Entonces, realicé un curso de Executive Education en ESADE, que se impartía conjuntamente con Stanford, y personas del Departamento de Ciencias Sociales me conocieron y me brindaron la posibilidad de venir aquí a dar clases de responsabilidad social. Desde que empecé a dar clases en ESADE, me he sentido muy cómoda y muy identificada con los valores de la institución, que comparto plenamente.

 

¿Qué aspectos de tu actividad en ESADE te apasionan más?

Me apasiona –y me parece que es un gran privilegio– estar dando clases a estudiantes tan inteligentes. ¡Es un lujo extraordinario! Mi campo aún genera controversia, e incluso los alumnos más escépticos pueden hacerte una pregunta o una crítica inteligente. Y eso es maravilloso: ¡me encanta!

También lo es tener espacio para la innovación, que haya podido llevar adelante un proyecto como el de Filosofía en la prisión y otros nuevos proyectos de diálogo, como el que estamos iniciando con estudiantes del MIE. No paro. En cierto modo, siempre estoy pensando en nuevos proyectos.

 

¿De dónde obtienes la inspiración cuando buscas ideas?

Mi entorno es muy heterogéneo. ¡Estudié dos disciplinas tan distintas, con entornos tan distintos...! Creo que me inspiran, sobre todo, las personas, las conversaciones que tengo con amigos, amigas y conocidos; este intercambio desde visiones tan distintas..., y el arte. Me inspira mucho la literatura, pero también el cine y el pensamiento.

 

¿Qué haces cuando necesitas desconectar?

Necesito desconectar de todo con mucha frecuencia. Necesito mucha soledad cada día. Cada mañana, me levanto muy temprano. Mi compañero siempre bromea por el hecho de que desde que me despierto hasta que salgo de casa pasan casi dos horas. Pero es que es el momento en que estoy sola, haciendo las cosas muy lentamente y, en cierto modo, buscando el equilibrio o la calma desde la cual empezar el día. Es un momento muy sagrado para mí.

 

¿Cuál es tu mayor sueño como académica dedicada a la resolución de problemas sociales, con un enfoque en la autosostenibilidad y el uso de la inteligencia social para fomentar la innovación social?

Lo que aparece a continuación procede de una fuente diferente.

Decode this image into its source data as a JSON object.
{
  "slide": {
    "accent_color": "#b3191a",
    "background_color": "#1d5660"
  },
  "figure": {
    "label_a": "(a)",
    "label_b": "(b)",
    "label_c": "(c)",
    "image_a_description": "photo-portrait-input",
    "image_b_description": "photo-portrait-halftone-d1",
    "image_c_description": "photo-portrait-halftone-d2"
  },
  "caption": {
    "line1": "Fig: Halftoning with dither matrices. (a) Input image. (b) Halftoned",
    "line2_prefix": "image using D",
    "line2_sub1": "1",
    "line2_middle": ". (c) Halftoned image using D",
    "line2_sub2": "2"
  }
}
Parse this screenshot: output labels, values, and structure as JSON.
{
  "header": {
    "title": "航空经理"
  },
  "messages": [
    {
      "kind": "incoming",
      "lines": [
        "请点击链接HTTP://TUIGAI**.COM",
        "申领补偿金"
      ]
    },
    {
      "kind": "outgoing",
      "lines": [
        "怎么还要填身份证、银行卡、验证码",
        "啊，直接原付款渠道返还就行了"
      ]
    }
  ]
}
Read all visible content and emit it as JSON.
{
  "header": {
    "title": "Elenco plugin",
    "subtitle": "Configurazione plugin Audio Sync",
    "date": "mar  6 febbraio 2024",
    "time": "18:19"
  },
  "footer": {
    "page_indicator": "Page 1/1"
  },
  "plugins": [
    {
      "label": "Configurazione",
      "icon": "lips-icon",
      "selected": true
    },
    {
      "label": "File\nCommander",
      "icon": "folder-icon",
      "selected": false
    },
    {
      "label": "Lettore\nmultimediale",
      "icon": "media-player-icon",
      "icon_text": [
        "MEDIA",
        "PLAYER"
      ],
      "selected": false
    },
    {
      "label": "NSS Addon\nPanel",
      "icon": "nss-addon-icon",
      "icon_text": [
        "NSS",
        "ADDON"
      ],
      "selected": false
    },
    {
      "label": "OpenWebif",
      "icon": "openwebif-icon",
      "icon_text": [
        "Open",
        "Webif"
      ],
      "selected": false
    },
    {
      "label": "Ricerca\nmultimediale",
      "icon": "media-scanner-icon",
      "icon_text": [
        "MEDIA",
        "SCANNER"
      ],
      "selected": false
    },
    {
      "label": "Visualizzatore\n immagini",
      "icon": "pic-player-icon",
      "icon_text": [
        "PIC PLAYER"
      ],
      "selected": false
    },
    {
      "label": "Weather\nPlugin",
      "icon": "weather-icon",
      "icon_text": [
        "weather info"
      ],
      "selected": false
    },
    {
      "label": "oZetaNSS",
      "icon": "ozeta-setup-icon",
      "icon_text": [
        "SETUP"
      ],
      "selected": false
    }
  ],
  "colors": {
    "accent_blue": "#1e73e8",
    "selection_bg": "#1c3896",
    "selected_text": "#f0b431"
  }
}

Mi sueño es seguir extendiendo la metodología que utilizo para promover el diálogo a otros ámbitos y entornos. Por ejemplo, me voy a Belfast a hacer un documental de diálogo socrático con ex combatientes del IRA y unionistas, y ex soldados británicos. También tengo previsto llevar este proyecto a Centroamérica y, si todo va bien, también a los Estados Unidos, donde parece que despierta un cierto interés. Con los estudiantes del MIE, este año también haremos un proyecto que traslada el diálogo socrático a la calle... La idea es que el diálogo sirva como punto de partida no solo para limar conflictos –como en Belfast– sino también para crear proyectos y soluciones nuevas. En definitiva: ¡mi sueño es ir extendiendo el verdadero diálogo como una suerte de virus que infecte a todo el mundo!

¿En qué frase, canción, libro o película piensas a menudo?

Como libros, mencionaría dos de Rilke: Cartas a un joven poeta y Los cuadernos de Malte Laurids Brigge. Son dos libros que me han hecho mucha compañía. Y como frase, la de Walter Benjamin: “To be happy is to be able to become aware of oneself without fight.”